For a period of approximately 48 hours between Thursday, January 14th and Saturday, January 16th 2021, impacted customers could not access protel Cloud Center and some related systems.
In order to prevent such an incident from reoccurring, we have performed an analysis of what happened and the corrective measures were taken. Our current assessment of the fault, including future preventative actions, can be found below.
protel Cloud Center and some related systems hosted by Amazon Web Services (AWS) in Ireland.
An individual hotel tried to simultaneously send 160.000 emails with their own address in CC. The hotel's email provider blocked receiving the messages, which resulted in the email address being blacklisted. Every failed email is logged into the related database including the full mail as an attachment to the error-entry. As a result, the database cluster became overloaded and unresponsive and subsequently failed.
A critical incident was declared and all available technical and support resources were allocated. During the course of the incident, 23 separate customer status updates were provided via the protel status page.
The first attempt to correct the situation was to re-initialize all APIs used by protel Cloud Center and protel Messenger to get the impacted processes working again. However, remote initializing failed, as the instances were not responsive for scripted remote commands. Direct access to the instance was necessary to execute a re-initialization.
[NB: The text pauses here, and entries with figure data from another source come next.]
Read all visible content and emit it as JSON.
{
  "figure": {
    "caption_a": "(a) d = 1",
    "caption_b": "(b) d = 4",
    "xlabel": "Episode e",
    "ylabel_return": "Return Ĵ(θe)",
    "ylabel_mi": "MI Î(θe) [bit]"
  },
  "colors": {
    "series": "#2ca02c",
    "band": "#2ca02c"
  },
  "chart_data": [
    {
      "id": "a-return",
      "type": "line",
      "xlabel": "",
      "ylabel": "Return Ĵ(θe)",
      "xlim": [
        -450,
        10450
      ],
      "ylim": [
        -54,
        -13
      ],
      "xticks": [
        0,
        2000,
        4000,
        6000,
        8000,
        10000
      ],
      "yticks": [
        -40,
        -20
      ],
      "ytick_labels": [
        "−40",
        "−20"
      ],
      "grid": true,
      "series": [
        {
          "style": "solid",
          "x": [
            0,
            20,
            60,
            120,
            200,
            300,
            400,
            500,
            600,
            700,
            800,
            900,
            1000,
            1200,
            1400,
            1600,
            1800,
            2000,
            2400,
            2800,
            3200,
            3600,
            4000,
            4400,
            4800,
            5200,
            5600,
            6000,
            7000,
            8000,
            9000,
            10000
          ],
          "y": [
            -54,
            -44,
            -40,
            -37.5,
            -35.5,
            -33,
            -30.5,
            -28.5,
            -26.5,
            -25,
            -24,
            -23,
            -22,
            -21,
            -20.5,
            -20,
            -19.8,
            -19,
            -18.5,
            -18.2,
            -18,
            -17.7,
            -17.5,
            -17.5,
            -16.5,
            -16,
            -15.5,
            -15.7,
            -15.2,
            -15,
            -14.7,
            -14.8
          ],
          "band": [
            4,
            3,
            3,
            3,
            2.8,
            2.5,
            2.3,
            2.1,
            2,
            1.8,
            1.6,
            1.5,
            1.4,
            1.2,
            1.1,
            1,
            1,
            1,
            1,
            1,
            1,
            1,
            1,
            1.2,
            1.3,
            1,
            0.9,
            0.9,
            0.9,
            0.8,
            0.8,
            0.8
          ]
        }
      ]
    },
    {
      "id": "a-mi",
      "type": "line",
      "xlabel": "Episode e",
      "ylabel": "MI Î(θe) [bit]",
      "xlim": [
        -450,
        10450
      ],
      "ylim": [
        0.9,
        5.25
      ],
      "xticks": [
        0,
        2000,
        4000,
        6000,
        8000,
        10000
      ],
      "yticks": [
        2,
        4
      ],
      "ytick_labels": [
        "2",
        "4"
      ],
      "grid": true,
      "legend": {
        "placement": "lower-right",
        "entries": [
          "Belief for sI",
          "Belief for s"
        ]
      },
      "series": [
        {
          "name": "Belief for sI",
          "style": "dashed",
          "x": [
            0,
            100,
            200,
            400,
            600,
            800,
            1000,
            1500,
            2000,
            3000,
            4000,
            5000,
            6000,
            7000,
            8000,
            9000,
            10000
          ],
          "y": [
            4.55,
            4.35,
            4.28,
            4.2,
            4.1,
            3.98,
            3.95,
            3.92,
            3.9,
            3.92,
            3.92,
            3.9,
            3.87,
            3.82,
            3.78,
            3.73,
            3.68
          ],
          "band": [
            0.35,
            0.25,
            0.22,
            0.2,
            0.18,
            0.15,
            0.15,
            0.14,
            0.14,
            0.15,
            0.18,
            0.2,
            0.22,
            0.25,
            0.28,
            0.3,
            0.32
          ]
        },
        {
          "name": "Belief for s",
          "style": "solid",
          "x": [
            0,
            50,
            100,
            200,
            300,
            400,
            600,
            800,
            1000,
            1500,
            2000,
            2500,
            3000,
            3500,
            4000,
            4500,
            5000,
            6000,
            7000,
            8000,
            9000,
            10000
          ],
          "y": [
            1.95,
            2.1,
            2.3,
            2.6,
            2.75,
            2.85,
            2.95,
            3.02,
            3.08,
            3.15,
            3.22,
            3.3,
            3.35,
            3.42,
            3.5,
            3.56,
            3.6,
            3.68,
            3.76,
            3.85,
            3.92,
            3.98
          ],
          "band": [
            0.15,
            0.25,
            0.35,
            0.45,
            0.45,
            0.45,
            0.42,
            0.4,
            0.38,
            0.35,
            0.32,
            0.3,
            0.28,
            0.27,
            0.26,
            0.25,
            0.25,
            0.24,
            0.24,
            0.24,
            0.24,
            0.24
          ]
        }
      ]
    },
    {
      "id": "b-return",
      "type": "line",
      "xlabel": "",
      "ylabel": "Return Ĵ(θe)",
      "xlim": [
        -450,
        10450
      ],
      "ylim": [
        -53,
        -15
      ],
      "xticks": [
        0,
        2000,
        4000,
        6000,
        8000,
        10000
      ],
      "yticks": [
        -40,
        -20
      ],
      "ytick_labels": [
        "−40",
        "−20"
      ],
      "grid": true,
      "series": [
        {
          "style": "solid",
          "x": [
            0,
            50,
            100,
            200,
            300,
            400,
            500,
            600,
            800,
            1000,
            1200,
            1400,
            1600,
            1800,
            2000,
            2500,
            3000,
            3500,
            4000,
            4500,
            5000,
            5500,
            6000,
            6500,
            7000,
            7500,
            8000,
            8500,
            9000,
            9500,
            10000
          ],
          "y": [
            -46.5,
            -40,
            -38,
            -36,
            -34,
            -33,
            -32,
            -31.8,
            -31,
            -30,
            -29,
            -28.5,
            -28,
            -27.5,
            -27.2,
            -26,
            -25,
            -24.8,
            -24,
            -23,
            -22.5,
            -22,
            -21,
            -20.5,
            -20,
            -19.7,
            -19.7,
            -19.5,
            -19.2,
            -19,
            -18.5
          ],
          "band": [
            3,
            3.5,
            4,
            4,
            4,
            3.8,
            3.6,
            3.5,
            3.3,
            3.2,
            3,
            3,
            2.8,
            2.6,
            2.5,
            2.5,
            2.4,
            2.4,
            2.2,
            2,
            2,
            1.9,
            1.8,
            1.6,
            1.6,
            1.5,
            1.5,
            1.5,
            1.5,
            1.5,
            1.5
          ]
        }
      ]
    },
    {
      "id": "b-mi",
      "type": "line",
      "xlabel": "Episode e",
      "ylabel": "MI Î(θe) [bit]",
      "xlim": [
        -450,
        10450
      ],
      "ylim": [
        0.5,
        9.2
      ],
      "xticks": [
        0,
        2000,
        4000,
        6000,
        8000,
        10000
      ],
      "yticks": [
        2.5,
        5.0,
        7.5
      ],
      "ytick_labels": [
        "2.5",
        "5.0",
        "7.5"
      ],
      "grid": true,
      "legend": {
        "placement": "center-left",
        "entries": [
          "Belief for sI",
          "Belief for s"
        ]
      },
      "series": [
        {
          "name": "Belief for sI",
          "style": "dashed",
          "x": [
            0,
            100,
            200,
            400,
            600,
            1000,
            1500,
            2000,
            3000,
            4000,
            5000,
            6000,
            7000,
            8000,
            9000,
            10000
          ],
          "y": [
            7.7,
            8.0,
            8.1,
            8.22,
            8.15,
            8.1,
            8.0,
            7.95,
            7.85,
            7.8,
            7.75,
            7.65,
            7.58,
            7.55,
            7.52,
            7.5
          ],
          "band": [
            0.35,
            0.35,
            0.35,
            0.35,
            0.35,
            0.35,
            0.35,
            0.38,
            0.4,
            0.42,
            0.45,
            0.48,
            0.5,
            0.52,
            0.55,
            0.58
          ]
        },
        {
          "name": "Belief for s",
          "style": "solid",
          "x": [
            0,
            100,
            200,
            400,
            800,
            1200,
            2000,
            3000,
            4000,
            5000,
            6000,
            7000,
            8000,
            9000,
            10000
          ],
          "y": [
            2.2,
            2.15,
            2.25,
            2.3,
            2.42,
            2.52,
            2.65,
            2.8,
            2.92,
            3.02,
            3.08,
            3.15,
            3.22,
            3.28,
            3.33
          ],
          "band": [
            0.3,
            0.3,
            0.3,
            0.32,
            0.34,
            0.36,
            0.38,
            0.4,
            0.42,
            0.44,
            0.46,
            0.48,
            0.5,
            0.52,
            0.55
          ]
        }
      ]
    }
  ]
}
The database cluster restart was attempted while still being under heavy load from all cloud systems. As a result, each server instance within the cluster had to be mounted separately in repair mode before the cluster could be joined again. Due to the enormous amount of data to be processed, this turned out to be an extremely lengthy process.
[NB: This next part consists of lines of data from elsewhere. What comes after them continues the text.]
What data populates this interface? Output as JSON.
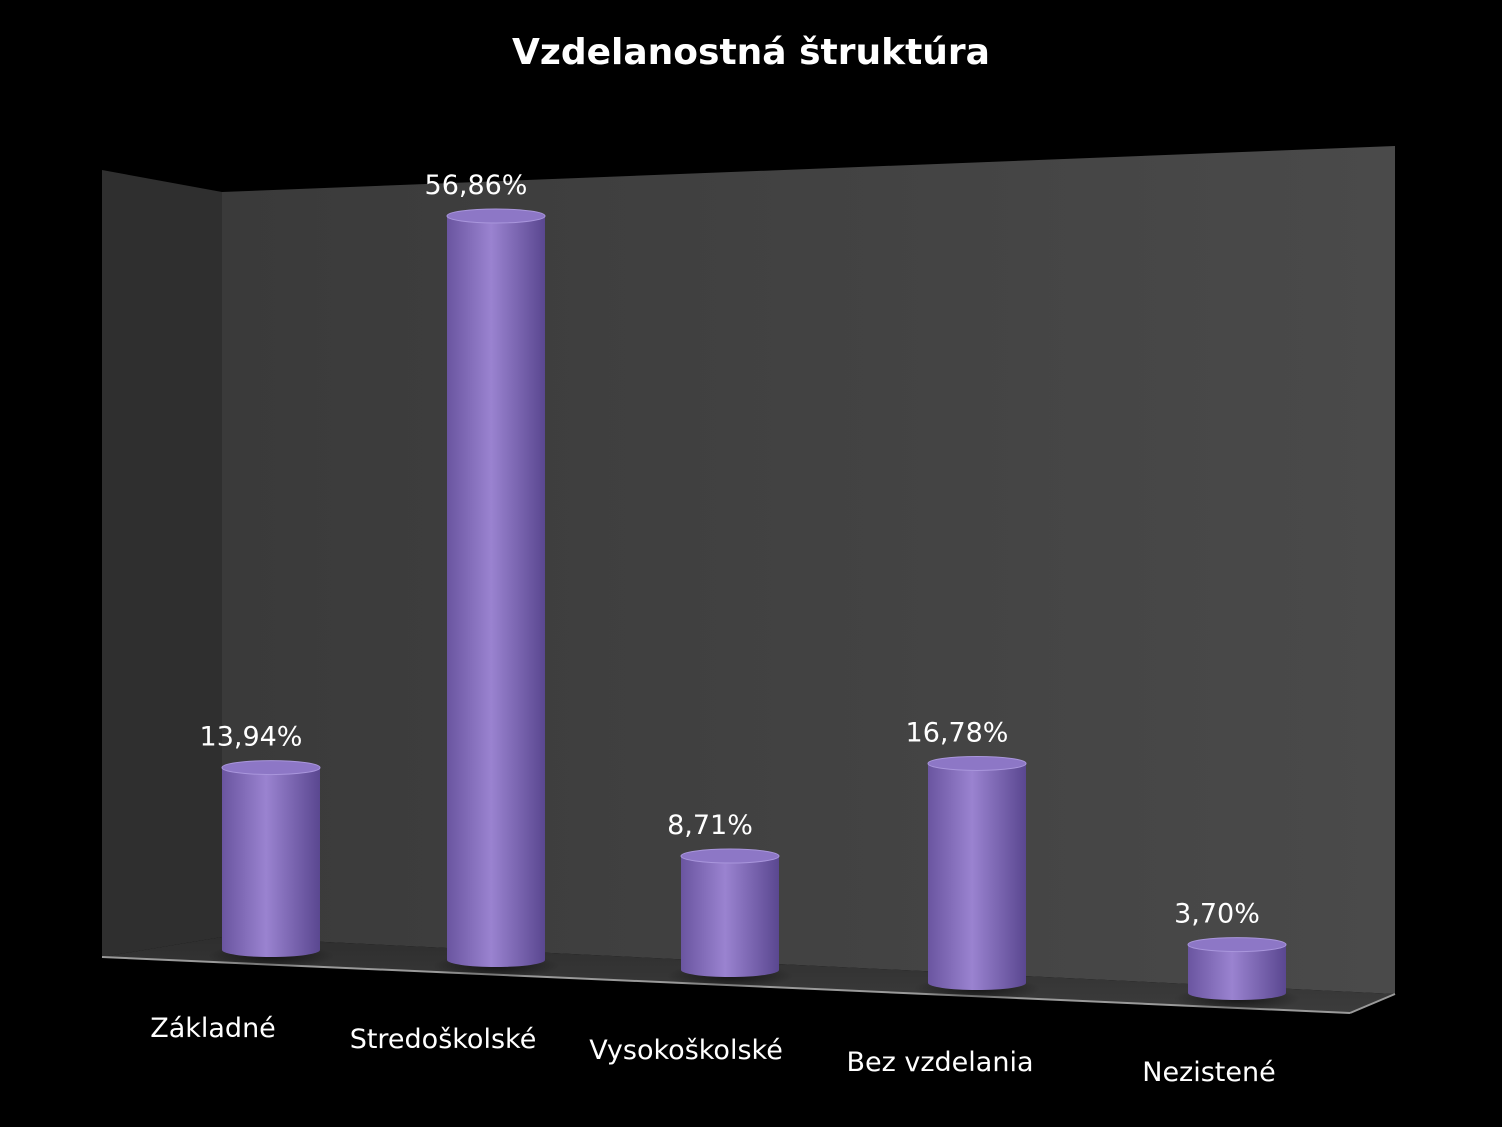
{
  "chart_data": {
    "type": "bar",
    "style": "3d-cylinder",
    "title": "Vzdelanostná štruktúra",
    "categories": [
      "Základné",
      "Stredoškolské",
      "Vysokoškolské",
      "Bez vzdelania",
      "Nezistené"
    ],
    "values": [
      13.94,
      56.86,
      8.71,
      16.78,
      3.7
    ],
    "value_labels": [
      "13,94%",
      "56,86%",
      "8,71%",
      "16,78%",
      "3,70%"
    ],
    "unit": "%",
    "ylim": [
      0,
      60
    ],
    "grid": false,
    "legend": "none",
    "bar_color": "#8a72c2",
    "background_color": "#000000",
    "wall_color": "#454545"
  }
}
In order to return the system to service, the following steps were performed:
The blacklist entries were limited in length and the number of logged attempts limited to avoid database entries that are too large.
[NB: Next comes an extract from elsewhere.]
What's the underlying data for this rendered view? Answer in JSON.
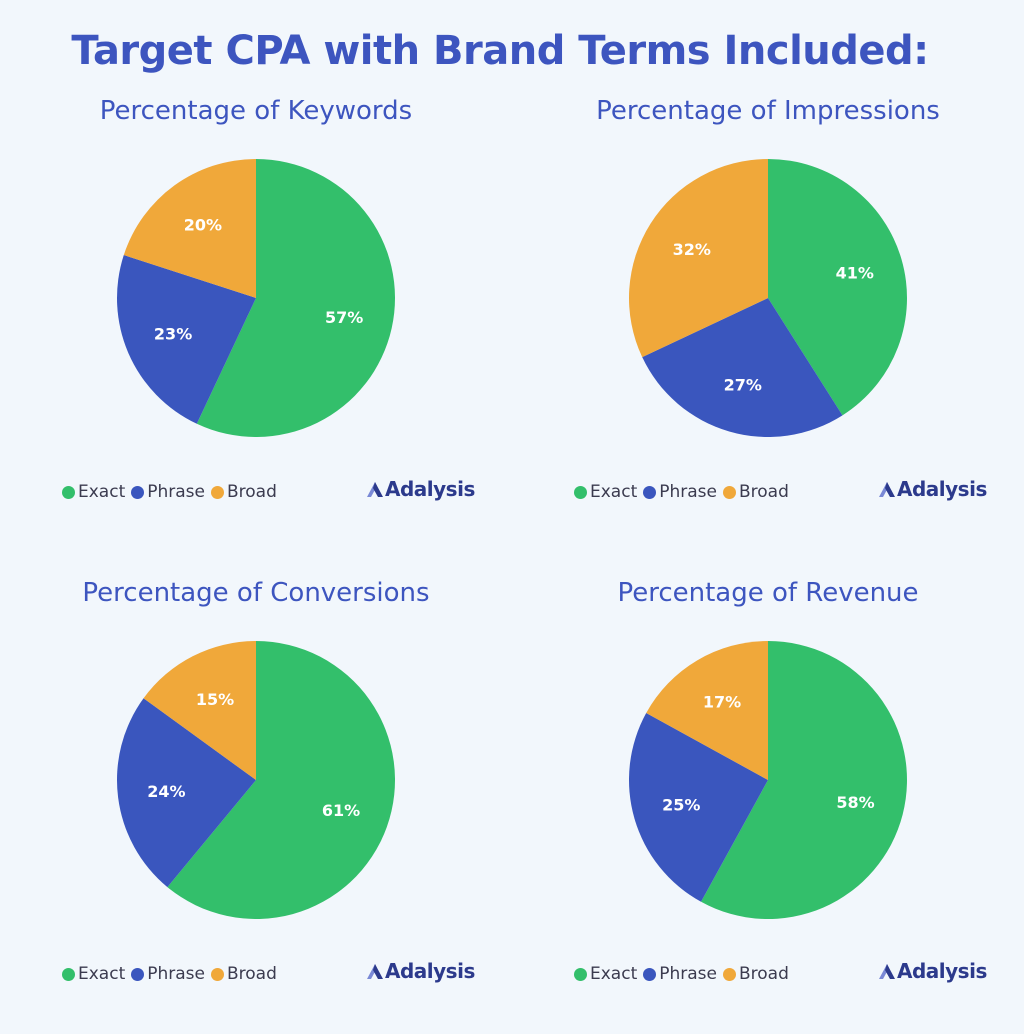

Restarted the DBs process:
Once the first database had been repaired and restarted, the non-essential log entries were deleted in order to reduce the enormous amount of data.
A new database cluster was set up in the PCI environment and a snapshot from the productive database cluster was imported. This made it possible to run the following services independent of the Cloud API: EFT, Credit Card Manager (without PCI dialogue) and CD-Proxy (pull, not push).
Once the second database was available, we initiated restarting the Cloud APIs and connected systems one by one to keep the load on the databases during restart as low as possible.